Eintracht-Coach schwärmt von Kostics Topcharakter
Das Schöne am Fußball ist ja, dass es nur selten Schwarz und Weiß gibt. Es sind die Grautöne, die für die richtige Mischung sorgen. Statt nach Wolfsburg, Burnley oder Southampton wechselte Kostic wenig später auf Leihbasis für zwei Jahre nach Frankfurt (die Kaufoption liegt bei 6,5 Millionen Euro) – und sollte mit diesem Wechsel die beste Entscheidung seiner bisherigen Karriere getroffen haben. „Filip ist nicht mit großen Vorschusslorbeeren zu uns gekommen. Er war in der untersten Schublade, das muss man klar sagen“, sagte Eintracht-Trainer Adi Hütter, der schon nach kurzer Zeit zu einem überraschenden Urteil kam: „So wie ich ihn kennengelernt habe, ist er oberste Schublade. Er ist nicht nur ein sehr guter Spieler, sondern auch ein Topmensch mit Topcharakter.“
Kostics pulverisiert seine Scorer-Ausbeute
Der Topmensch Kostic entwickelte sich tatsächlich in Rekordgeschwindigkeit zu einer Topverstärkung. Frankfurts Trainer Hütter setzte den Offensivmann vornehmlich als Außenverteidiger mit allen Freiheiten nach vorne ein. Mit Erfolg: Wettbewerbsübergreifend stehen für Kostic bereits 15 Scorerpunkte (sechs Tore, neun Vorlagen) zu Buche. Zum Vergleich: Beim HSV schaffte er lediglich 13 Scorerpunkte – in zwei Jahren. „Durch diese neue Position, die Adi Hütter für mich gefunden hat, kann ich meine Qualitäten in beide Richtungen zeigen. Das ist mir auch wichtig“, sagt Kostic, der am Sonntag beim 1:0-Sieg gegen Nürnberg 13 (!) Flanken schlug und Hintereggers Siegtreffer vorbereitete.

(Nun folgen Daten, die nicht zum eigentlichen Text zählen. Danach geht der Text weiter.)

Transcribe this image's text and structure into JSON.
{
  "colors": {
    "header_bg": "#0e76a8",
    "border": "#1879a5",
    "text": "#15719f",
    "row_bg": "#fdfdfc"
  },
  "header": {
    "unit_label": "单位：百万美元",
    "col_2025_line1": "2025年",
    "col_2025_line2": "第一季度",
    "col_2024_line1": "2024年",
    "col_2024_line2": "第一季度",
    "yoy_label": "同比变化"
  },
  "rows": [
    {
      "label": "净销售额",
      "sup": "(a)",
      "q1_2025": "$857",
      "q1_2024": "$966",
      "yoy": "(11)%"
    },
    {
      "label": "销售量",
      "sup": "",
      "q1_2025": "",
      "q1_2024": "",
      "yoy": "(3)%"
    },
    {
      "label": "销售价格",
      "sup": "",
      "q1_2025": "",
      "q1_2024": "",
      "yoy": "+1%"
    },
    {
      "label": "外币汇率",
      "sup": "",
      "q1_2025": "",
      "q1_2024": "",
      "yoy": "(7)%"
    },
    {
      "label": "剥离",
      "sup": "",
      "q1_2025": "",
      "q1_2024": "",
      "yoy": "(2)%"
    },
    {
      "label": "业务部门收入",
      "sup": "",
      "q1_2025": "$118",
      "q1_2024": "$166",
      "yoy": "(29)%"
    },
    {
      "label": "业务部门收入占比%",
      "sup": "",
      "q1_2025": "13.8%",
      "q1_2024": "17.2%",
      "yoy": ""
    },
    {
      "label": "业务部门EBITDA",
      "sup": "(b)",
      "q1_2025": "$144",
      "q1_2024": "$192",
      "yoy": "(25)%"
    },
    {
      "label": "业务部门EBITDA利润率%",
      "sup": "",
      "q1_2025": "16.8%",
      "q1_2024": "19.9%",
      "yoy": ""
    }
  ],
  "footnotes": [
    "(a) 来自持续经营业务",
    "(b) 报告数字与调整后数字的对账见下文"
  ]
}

„Zur Eintracht zu wechseln war sicherlich eine der wichtigsten Entscheidungen meiner Karriere“, sagte Kostic dem Abendblatt nach sieben Monaten in Frankfurt. Und obwohl er sich gegen Nürnberg eine leichte Adduktorenverletzung zugezogen hat, will Kostic auch gegen Deutschland zeigen, wie gut ihm seine Frankfurt-Entscheidung tut.